Question

A 300-day radioactive sample shows an activity of 5000 dps. 300 days later, its activity reduces to 2500 dps. The initial activity of the sample is
(1) 2500 dps
(2) 15000 dps
(3) 10000 dps
(4) 12500 dps

Answer 1

Hint: The problems based on the radioactive decay can be solved by knowing the basic concepts of the same. Determining the first order decay equation can help solve this problem.
Radioactive decay is the breakdown of molecules into ‘n’ number of molecules which would result in radiations.

Complete answer:
Let us first learn about the radioactive theory;
Radioactive decay is the spontaneous breakdown of the radioactive atomic nucleus emitting radiations as a result.
The nuclide which undergoes radioactive decay is known as parent nuclide which breaks down to produce daughter nuclides.
The radioactive formula can be expressed as,
     \[R={{R}_{0}}{{e}^{-\lambda T}}\]
where,
${{R}_{0}}$ = initial quantity of the substance
R = the quantity which is remaining from the decay
T = half life of the decaying quantity
e = Euler’s number which is equal to 2.17828
$\lambda $ = decay rate
‘-ve’ sign implies the decay process.
Solving the above equation, we can say that,
     \[\begin{align}
  & \ln \dfrac{R}{{{R}_{0}}}=-\lambda T \\
 & \ln \dfrac{{{R}_{0}}}{R}=\lambda T \\
\end{align}\]
Thus,
The given illustration can now be solved;
Given data-
${{T}_{1}}$ = 300 days
${{R}_{1}}$ = 5000 dps
${{T}_{2}}$ = ${{T}_{1}}$ + 300 = 600 days
${{R}_{2}}$ = 2500 dps
Let, initial activity be ${{R}_{0}}$ dps.
Now, solving as mentioned above,
$\ln \dfrac{{{R}_{0}}}{5000}=\lambda \times 300$
$\ln \dfrac{{{R}_{0}}}{2500}=\lambda \times 600$
Solving above two equations, we get,
$\begin{align}
  & \dfrac{300}{600}=\dfrac{\ln {}^{{{R}_{0}}}/{}_{5000}}{\ln {}^{{{R}_{0}}}/{}_{2500}} \\
 & \dfrac{1}{2}=\dfrac{\ln {}^{{{R}_{0}}}/{}_{5000}}{\ln {}^{{{R}_{0}}}/{}_{2500}} \\
\end{align}$
Thus,
$\begin{align}
  & \dfrac{1}{2}\ln \dfrac{{{R}_{0}}}{2500}=\ln \dfrac{{{R}_{0}}}{5000} \\
 & \ln {{\dfrac{{{R}_{0}}}{2500}}^{{}^{1}/{}_{2}}}=\ln \dfrac{{{R}_{0}}}{5000} \\
 & {{\dfrac{{{R}_{0}}}{2500}}^{{}^{1}/{}_{2}}}=\dfrac{{{R}_{0}}}{5000} \\
\end{align}$
Now, squaring both the sides we get,
$\begin{align}
  & \dfrac{{{R}_{0}}}{2500}={{\dfrac{{{R}_{0}}}{5000}}^{2}} \\
 & \therefore {{R}_{0}}=\dfrac{{{5000}^{2}}}{2500}=10000 \\
\end{align}$
Therefore, the initial activity is 10000 dps.

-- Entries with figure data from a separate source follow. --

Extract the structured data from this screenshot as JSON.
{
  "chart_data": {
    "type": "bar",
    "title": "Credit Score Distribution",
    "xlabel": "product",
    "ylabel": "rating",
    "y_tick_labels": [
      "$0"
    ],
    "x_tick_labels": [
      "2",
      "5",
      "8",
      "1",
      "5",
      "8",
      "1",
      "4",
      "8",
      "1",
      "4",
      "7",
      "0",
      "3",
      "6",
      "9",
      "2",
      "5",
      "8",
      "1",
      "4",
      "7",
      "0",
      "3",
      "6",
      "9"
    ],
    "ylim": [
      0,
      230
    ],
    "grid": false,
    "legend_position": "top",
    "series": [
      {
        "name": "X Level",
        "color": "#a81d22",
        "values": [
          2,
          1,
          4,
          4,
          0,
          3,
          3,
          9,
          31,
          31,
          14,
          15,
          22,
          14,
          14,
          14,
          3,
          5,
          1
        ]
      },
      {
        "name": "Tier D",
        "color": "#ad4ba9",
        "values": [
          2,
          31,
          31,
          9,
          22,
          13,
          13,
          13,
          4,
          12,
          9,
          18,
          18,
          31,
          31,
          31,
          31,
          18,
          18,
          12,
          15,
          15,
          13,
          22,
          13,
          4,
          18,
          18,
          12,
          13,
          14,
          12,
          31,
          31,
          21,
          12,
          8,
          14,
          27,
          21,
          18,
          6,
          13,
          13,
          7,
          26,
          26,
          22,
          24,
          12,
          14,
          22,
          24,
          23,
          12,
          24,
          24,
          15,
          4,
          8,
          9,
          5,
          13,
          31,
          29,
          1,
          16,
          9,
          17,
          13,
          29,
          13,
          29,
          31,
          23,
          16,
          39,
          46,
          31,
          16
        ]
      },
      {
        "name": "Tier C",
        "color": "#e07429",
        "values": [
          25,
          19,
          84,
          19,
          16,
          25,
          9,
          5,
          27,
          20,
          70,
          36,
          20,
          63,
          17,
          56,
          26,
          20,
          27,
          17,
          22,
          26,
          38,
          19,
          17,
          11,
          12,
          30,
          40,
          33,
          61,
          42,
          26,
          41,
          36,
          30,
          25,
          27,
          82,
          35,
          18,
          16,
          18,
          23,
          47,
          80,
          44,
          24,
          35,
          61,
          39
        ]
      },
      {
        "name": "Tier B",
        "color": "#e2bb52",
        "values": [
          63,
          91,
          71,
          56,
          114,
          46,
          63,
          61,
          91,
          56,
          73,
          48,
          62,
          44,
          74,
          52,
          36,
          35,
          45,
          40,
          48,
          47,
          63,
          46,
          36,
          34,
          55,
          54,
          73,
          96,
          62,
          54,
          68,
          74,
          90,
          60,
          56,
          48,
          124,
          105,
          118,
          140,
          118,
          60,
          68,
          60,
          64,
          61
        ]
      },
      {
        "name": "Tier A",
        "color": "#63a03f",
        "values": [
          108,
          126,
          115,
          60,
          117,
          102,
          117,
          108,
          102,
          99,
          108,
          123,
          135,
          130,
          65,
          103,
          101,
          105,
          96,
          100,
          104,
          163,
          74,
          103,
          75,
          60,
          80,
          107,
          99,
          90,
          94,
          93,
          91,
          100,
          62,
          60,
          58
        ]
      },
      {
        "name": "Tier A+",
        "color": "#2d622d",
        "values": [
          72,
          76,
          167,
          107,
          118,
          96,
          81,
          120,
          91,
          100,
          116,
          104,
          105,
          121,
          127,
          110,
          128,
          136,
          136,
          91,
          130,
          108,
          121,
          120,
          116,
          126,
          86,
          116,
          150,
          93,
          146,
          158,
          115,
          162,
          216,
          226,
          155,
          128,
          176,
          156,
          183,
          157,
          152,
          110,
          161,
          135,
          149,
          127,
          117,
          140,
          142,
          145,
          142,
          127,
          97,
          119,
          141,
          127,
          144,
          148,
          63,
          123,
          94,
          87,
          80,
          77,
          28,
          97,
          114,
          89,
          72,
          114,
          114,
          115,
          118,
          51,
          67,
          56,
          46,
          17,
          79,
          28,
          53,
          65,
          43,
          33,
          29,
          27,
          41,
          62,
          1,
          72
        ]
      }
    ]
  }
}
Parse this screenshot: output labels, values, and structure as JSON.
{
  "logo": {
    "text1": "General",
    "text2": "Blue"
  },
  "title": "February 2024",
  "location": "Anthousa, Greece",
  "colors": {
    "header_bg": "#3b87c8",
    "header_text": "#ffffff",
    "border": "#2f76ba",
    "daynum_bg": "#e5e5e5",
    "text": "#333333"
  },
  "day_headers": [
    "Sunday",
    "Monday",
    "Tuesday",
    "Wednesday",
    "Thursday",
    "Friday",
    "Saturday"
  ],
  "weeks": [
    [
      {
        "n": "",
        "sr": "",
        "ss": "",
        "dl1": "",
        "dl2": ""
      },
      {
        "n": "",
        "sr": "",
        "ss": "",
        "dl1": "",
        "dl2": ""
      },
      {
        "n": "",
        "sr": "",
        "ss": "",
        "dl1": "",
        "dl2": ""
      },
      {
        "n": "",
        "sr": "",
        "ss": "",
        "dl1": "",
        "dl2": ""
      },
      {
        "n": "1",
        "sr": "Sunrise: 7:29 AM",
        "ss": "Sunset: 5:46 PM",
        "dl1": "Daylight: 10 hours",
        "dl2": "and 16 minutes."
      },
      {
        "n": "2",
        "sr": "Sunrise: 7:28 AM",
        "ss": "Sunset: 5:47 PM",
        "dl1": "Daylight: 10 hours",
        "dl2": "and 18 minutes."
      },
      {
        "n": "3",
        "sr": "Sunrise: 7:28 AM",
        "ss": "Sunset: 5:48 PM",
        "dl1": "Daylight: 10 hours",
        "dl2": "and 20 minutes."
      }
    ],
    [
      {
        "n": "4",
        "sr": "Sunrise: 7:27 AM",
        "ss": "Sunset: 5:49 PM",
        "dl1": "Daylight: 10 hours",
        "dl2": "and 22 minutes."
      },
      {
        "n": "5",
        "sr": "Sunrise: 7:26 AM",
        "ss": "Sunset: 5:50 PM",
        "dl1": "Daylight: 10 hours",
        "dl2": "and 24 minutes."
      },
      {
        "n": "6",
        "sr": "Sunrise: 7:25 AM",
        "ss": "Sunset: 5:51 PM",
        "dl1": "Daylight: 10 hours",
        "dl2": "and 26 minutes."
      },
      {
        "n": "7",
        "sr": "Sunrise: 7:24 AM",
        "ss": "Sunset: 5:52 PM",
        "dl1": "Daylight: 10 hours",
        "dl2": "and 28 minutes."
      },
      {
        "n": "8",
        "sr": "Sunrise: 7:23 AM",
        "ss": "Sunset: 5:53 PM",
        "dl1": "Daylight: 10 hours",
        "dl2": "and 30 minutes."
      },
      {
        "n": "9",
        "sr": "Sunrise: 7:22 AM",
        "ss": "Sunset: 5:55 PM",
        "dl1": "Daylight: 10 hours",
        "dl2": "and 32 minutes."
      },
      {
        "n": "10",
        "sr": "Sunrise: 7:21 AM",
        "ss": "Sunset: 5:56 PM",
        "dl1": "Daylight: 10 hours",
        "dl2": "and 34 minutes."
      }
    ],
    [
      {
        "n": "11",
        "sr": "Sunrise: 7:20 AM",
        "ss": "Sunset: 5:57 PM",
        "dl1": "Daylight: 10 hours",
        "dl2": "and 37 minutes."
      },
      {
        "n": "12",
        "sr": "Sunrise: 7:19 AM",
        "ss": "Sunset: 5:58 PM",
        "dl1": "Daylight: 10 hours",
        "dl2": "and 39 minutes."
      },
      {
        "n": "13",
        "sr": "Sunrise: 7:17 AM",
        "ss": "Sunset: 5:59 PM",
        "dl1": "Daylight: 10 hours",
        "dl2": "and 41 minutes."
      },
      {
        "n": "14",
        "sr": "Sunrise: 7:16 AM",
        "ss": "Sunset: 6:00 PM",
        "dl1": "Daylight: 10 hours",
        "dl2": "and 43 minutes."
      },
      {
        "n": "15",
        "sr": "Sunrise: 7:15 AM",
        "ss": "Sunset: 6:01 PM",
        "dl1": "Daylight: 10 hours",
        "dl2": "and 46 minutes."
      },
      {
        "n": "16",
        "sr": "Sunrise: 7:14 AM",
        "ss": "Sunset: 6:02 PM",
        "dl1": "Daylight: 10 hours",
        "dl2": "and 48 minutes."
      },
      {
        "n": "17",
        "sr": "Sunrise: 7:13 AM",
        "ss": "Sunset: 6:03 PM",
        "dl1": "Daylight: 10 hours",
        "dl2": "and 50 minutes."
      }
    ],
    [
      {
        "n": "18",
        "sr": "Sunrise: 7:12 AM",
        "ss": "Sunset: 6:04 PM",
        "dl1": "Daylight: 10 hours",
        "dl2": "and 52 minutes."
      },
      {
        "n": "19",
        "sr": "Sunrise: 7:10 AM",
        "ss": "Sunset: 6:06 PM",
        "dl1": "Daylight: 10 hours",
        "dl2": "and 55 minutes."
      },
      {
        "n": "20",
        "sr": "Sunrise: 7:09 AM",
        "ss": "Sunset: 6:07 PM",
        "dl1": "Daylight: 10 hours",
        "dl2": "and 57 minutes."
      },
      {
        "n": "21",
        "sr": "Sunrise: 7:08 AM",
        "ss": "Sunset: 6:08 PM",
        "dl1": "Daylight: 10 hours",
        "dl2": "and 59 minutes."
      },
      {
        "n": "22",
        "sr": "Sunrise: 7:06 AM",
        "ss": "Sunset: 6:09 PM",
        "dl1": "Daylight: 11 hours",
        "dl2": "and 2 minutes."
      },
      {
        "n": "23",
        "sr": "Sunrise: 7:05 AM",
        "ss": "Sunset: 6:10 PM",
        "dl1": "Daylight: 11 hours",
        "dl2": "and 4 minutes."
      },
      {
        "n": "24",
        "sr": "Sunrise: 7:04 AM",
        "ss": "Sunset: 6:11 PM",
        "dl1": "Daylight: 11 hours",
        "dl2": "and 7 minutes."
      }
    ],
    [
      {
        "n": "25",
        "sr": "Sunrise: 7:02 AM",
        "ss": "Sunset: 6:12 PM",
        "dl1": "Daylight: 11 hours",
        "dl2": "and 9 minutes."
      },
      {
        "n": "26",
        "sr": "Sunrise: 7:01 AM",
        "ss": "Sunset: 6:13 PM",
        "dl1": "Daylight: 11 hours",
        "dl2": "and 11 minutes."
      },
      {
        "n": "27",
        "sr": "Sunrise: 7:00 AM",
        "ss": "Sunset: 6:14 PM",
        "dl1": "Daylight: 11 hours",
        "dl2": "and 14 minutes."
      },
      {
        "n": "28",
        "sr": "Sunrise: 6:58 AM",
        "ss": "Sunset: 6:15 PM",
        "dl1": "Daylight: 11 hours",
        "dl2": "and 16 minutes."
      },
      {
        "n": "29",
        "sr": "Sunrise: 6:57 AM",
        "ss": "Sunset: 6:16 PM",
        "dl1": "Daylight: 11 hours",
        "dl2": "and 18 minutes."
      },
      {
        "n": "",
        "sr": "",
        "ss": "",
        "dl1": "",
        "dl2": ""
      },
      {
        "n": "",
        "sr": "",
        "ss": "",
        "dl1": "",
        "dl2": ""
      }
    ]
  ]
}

Hence, option (3) is correct.

Note:
Do note that the given problem is purely based on the radioactive decay and its equation. So, solve and analyse the problem properly.
No remarkable units are mentioned here, then too take specific care if any conversion unit is mentioned.